The new study, involving 957 Chinese seniors aged 55 and over, has found that regular consumption of tea lowers the risk of cognitive decline in the elderly.
People who carried the gene APOE e4 - who are genetically at risk of developing Alzheimer’s disease - were found to experience a reduction in cognitive impairment risk by as much as 86%.
The research team also discovered that the protective role of tea consumption on brain function is not limited to a particular type of tea – so long as the tea is brewed from tea leaves, such as green, black or oolong tea.
“While the study was conducted on Chinese elderly, the results could apply to other races as well,” said lead author Professor Feng Lei from the National University of Singapore.
“Our findings have important implications for dementia prevention. Despite high quality drug trials, effective pharmacological therapy for neurocognitive disorders such as dementia remains elusive and current prevention strategies are far from satisfactory.
“Tea is one of the most widely consumed beverages in the world. The data from our study suggests that a simple and inexpensive lifestyle measure such as daily tea drinking can reduce a person’s risk of developing neurocognitive disorders in late life.”
The long term benefit of tea consumption is thought to be due to bioactive compounds found in tea leaves.

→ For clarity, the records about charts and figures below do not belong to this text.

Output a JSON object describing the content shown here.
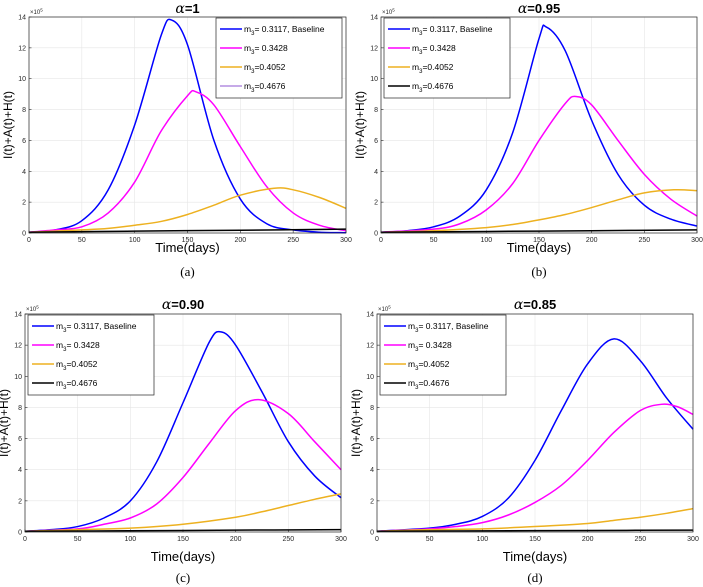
{
  "chart_data": [
    {
      "type": "line",
      "caption": "(a)",
      "title": {
        "symbol": "α",
        "value": "=1"
      },
      "xlabel": "Time(days)",
      "ylabel": "I(t)+A(t)+H(t)",
      "y_multiplier": "×10",
      "y_multiplier_exp": "5",
      "xlim": [
        0,
        300
      ],
      "ylim": [
        0,
        14
      ],
      "xticks": [
        "0",
        "50",
        "100",
        "150",
        "200",
        "250",
        "300"
      ],
      "yticks": [
        "0",
        "2",
        "4",
        "6",
        "8",
        "10",
        "12",
        "14"
      ],
      "grid": true,
      "legend_position": "top-right",
      "series": [
        {
          "sym": "m",
          "sub": "3",
          "text": "= 0.3117, Baseline",
          "color": "#0000ff",
          "legend_color": "#0000ff",
          "x": [
            0,
            25,
            50,
            75,
            100,
            125,
            135,
            150,
            175,
            200,
            225,
            250,
            275,
            300
          ],
          "y": [
            0.05,
            0.2,
            0.8,
            2.8,
            7.0,
            12.8,
            13.8,
            12.2,
            6.0,
            2.2,
            0.6,
            0.2,
            0.05,
            0.02
          ]
        },
        {
          "sym": "m",
          "sub": "3",
          "text": "= 0.3428",
          "color": "#ff00ff",
          "legend_color": "#ff00ff",
          "x": [
            0,
            25,
            50,
            75,
            100,
            125,
            150,
            158,
            175,
            200,
            225,
            250,
            275,
            300
          ],
          "y": [
            0.05,
            0.2,
            0.4,
            1.3,
            3.3,
            6.6,
            8.9,
            9.15,
            8.3,
            5.6,
            3.0,
            1.3,
            0.5,
            0.15
          ]
        },
        {
          "sym": "m",
          "sub": "3",
          "text": "=0.4052",
          "color": "#edb120",
          "legend_color": "#edb120",
          "x": [
            0,
            50,
            75,
            100,
            125,
            150,
            175,
            200,
            232,
            250,
            275,
            300
          ],
          "y": [
            0.05,
            0.2,
            0.3,
            0.5,
            0.75,
            1.2,
            1.8,
            2.45,
            2.9,
            2.8,
            2.3,
            1.6
          ]
        },
        {
          "sym": "m",
          "sub": "3",
          "text": "=0.4676",
          "color": "#000000",
          "legend_color": "#b48ee0",
          "x": [
            0,
            100,
            200,
            300
          ],
          "y": [
            0.05,
            0.12,
            0.18,
            0.25
          ]
        }
      ]
    },
    {
      "type": "line",
      "caption": "(b)",
      "title": {
        "symbol": "α",
        "value": "=0.95"
      },
      "xlabel": "Time(days)",
      "ylabel": "I(t)+A(t)+H(t)",
      "y_multiplier": "×10",
      "y_multiplier_exp": "5",
      "xlim": [
        0,
        300
      ],
      "ylim": [
        0,
        14
      ],
      "xticks": [
        "0",
        "50",
        "100",
        "150",
        "200",
        "250",
        "300"
      ],
      "yticks": [
        "0",
        "2",
        "4",
        "6",
        "8",
        "10",
        "12",
        "14"
      ],
      "grid": true,
      "legend_position": "top-left",
      "series": [
        {
          "sym": "m",
          "sub": "3",
          "text": "= 0.3117, Baseline",
          "color": "#0000ff",
          "legend_color": "#0000ff",
          "x": [
            0,
            25,
            50,
            75,
            100,
            125,
            150,
            157,
            175,
            200,
            225,
            250,
            275,
            300
          ],
          "y": [
            0.05,
            0.15,
            0.4,
            1.1,
            2.8,
            6.5,
            12.6,
            13.35,
            11.8,
            7.3,
            3.8,
            1.8,
            0.9,
            0.45
          ]
        },
        {
          "sym": "m",
          "sub": "3",
          "text": "= 0.3428",
          "color": "#ff00ff",
          "legend_color": "#ff00ff",
          "x": [
            0,
            50,
            75,
            100,
            125,
            150,
            175,
            185,
            200,
            225,
            250,
            275,
            300
          ],
          "y": [
            0.05,
            0.25,
            0.6,
            1.5,
            3.2,
            6.0,
            8.4,
            8.85,
            8.3,
            6.0,
            3.8,
            2.2,
            1.1
          ]
        },
        {
          "sym": "m",
          "sub": "3",
          "text": "=0.4052",
          "color": "#edb120",
          "legend_color": "#edb120",
          "x": [
            0,
            50,
            100,
            125,
            150,
            175,
            200,
            225,
            250,
            278,
            300
          ],
          "y": [
            0.05,
            0.15,
            0.35,
            0.55,
            0.85,
            1.2,
            1.65,
            2.15,
            2.6,
            2.8,
            2.75
          ]
        },
        {
          "sym": "m",
          "sub": "3",
          "text": "=0.4676",
          "color": "#000000",
          "legend_color": "#000000",
          "x": [
            0,
            100,
            200,
            300
          ],
          "y": [
            0.05,
            0.1,
            0.15,
            0.2
          ]
        }
      ]
    },
    {
      "type": "line",
      "caption": "(c)",
      "title": {
        "symbol": "α",
        "value": "=0.90"
      },
      "xlabel": "Time(days)",
      "ylabel": "I(t)+A(t)+H(t)",
      "y_multiplier": "×10",
      "y_multiplier_exp": "5",
      "xlim": [
        0,
        300
      ],
      "ylim": [
        0,
        14
      ],
      "xticks": [
        "0",
        "50",
        "100",
        "150",
        "200",
        "250",
        "300"
      ],
      "yticks": [
        "0",
        "2",
        "4",
        "6",
        "8",
        "10",
        "12",
        "14"
      ],
      "grid": true,
      "legend_position": "top-left",
      "series": [
        {
          "sym": "m",
          "sub": "3",
          "text": "= 0.3117, Baseline",
          "color": "#0000ff",
          "legend_color": "#0000ff",
          "x": [
            0,
            25,
            50,
            75,
            100,
            125,
            150,
            175,
            186,
            200,
            225,
            250,
            275,
            300
          ],
          "y": [
            0.05,
            0.15,
            0.35,
            0.9,
            2.0,
            4.5,
            8.3,
            12.2,
            12.85,
            12.0,
            9.0,
            5.8,
            3.6,
            2.2
          ]
        },
        {
          "sym": "m",
          "sub": "3",
          "text": "= 0.3428",
          "color": "#ff00ff",
          "legend_color": "#ff00ff",
          "x": [
            0,
            50,
            75,
            100,
            125,
            150,
            175,
            200,
            222,
            250,
            275,
            300
          ],
          "y": [
            0.05,
            0.2,
            0.5,
            0.9,
            1.8,
            3.5,
            5.7,
            7.8,
            8.5,
            7.6,
            5.8,
            4.0
          ]
        },
        {
          "sym": "m",
          "sub": "3",
          "text": "=0.4052",
          "color": "#edb120",
          "legend_color": "#edb120",
          "x": [
            0,
            50,
            100,
            150,
            200,
            225,
            250,
            275,
            300
          ],
          "y": [
            0.05,
            0.15,
            0.25,
            0.5,
            0.95,
            1.3,
            1.7,
            2.1,
            2.45
          ]
        },
        {
          "sym": "m",
          "sub": "3",
          "text": "=0.4676",
          "color": "#000000",
          "legend_color": "#000000",
          "x": [
            0,
            100,
            200,
            300
          ],
          "y": [
            0.05,
            0.08,
            0.12,
            0.15
          ]
        }
      ]
    },
    {
      "type": "line",
      "caption": "(d)",
      "title": {
        "symbol": "α",
        "value": "=0.85"
      },
      "xlabel": "Time(days)",
      "ylabel": "I(t)+A(t)+H(t)",
      "y_multiplier": "×10",
      "y_multiplier_exp": "5",
      "xlim": [
        0,
        300
      ],
      "ylim": [
        0,
        14
      ],
      "xticks": [
        "0",
        "50",
        "100",
        "150",
        "200",
        "250",
        "300"
      ],
      "yticks": [
        "0",
        "2",
        "4",
        "6",
        "8",
        "10",
        "12",
        "14"
      ],
      "grid": true,
      "legend_position": "top-left",
      "series": [
        {
          "sym": "m",
          "sub": "3",
          "text": "= 0.3117, Baseline",
          "color": "#0000ff",
          "legend_color": "#0000ff",
          "x": [
            0,
            50,
            75,
            100,
            125,
            150,
            175,
            200,
            225,
            250,
            275,
            300
          ],
          "y": [
            0.05,
            0.25,
            0.5,
            1.0,
            2.2,
            4.6,
            7.8,
            10.8,
            12.4,
            11.0,
            8.6,
            6.6
          ]
        },
        {
          "sym": "m",
          "sub": "3",
          "text": "= 0.3428",
          "color": "#ff00ff",
          "legend_color": "#ff00ff",
          "x": [
            0,
            50,
            75,
            100,
            125,
            150,
            175,
            200,
            225,
            250,
            270,
            285,
            300
          ],
          "y": [
            0.05,
            0.2,
            0.35,
            0.6,
            1.1,
            1.9,
            3.0,
            4.6,
            6.4,
            7.8,
            8.2,
            8.05,
            7.55
          ]
        },
        {
          "sym": "m",
          "sub": "3",
          "text": "=0.4052",
          "color": "#edb120",
          "legend_color": "#edb120",
          "x": [
            0,
            50,
            100,
            150,
            200,
            225,
            250,
            275,
            300
          ],
          "y": [
            0.05,
            0.15,
            0.2,
            0.35,
            0.55,
            0.75,
            0.95,
            1.2,
            1.5
          ]
        },
        {
          "sym": "m",
          "sub": "3",
          "text": "=0.4676",
          "color": "#000000",
          "legend_color": "#000000",
          "x": [
            0,
            100,
            200,
            300
          ],
          "y": [
            0.05,
            0.07,
            0.1,
            0.12
          ]
        }
      ]
    }
  ]
}
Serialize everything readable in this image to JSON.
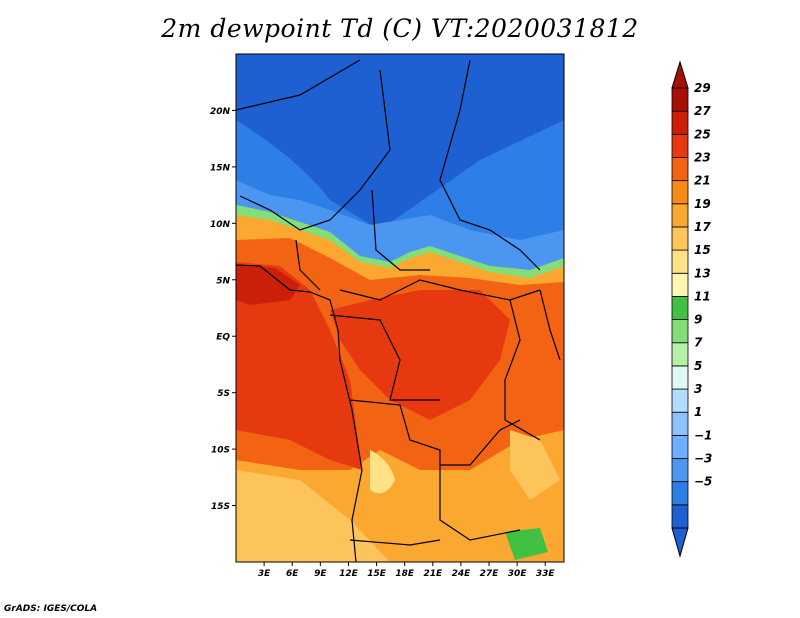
{
  "title": "2m dewpoint Td (C) VT:2020031812",
  "credit": "GrADS: IGES/COLA",
  "map": {
    "lat_range": [
      -20,
      25
    ],
    "lon_range": [
      0,
      35
    ],
    "lat_ticks": [
      {
        "value": 20,
        "label": "20N"
      },
      {
        "value": 15,
        "label": "15N"
      },
      {
        "value": 10,
        "label": "10N"
      },
      {
        "value": 5,
        "label": "5N"
      },
      {
        "value": 0,
        "label": "EQ"
      },
      {
        "value": -5,
        "label": "5S"
      },
      {
        "value": -10,
        "label": "10S"
      },
      {
        "value": -15,
        "label": "15S"
      }
    ],
    "lon_ticks": [
      {
        "value": 3,
        "label": "3E"
      },
      {
        "value": 6,
        "label": "6E"
      },
      {
        "value": 9,
        "label": "9E"
      },
      {
        "value": 12,
        "label": "12E"
      },
      {
        "value": 15,
        "label": "15E"
      },
      {
        "value": 18,
        "label": "18E"
      },
      {
        "value": 21,
        "label": "21E"
      },
      {
        "value": 24,
        "label": "24E"
      },
      {
        "value": 27,
        "label": "27E"
      },
      {
        "value": 30,
        "label": "30E"
      },
      {
        "value": 33,
        "label": "33E"
      }
    ]
  },
  "colorbar": {
    "labels": [
      "29",
      "27",
      "25",
      "23",
      "21",
      "19",
      "17",
      "15",
      "13",
      "11",
      "9",
      "7",
      "5",
      "3",
      "1",
      "−1",
      "−3",
      "−5"
    ],
    "colors": [
      "#1e5fd2",
      "#2d7ee6",
      "#4a96f0",
      "#6eafff",
      "#8cc3ff",
      "#b4dcff",
      "#e0f7f4",
      "#b6f0a8",
      "#84de78",
      "#42c042",
      "#fff6b0",
      "#ffe186",
      "#fdc45c",
      "#fba830",
      "#f88916",
      "#f26414",
      "#e6390f",
      "#cc1f0a",
      "#a50f04"
    ]
  }
}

These compounds can have anti-inflammatory and antioxidant effects.
It is thought that other bioactive properties in tea may protect the brain from vascular damage and neurodegeneration.
“Our understanding of the detailed biological mechanisms is still very limited so we do need more research to find out definitive answers,” added Professor Feng Lei.
In response to the study, Dr James Pickett, head of research at Alzheimer’s Society, said: “As lovely as it would be to discover that drinking a humble cup of tea could prevent you from developing memory and thinking problems, so far the research linking the two has been inconclusive.
“This study identifies useful information about tea-drinking and cognitive function that warrants further investigation, but we are a long way off understanding the effect that Britain’s favourite past-time has on our brain health.
“Evidence shows that the best ways to reduce your risk of developing dementia are keeping a healthy, balanced diet, not smoking and keeping as physically active as possible.”
Since 2010, the nation’s tea consumption has decreased by 19%, despite the fact that various studies have highlighted its health benefits.
A 2015 study, for example, found that women in their 70s and 80s lived longer if they had, on average, two cups of tea per day.
Meanwhile research from Newcastle University found that three cups of tea a day could provide kids with enough fluoride to prevent tooth decay.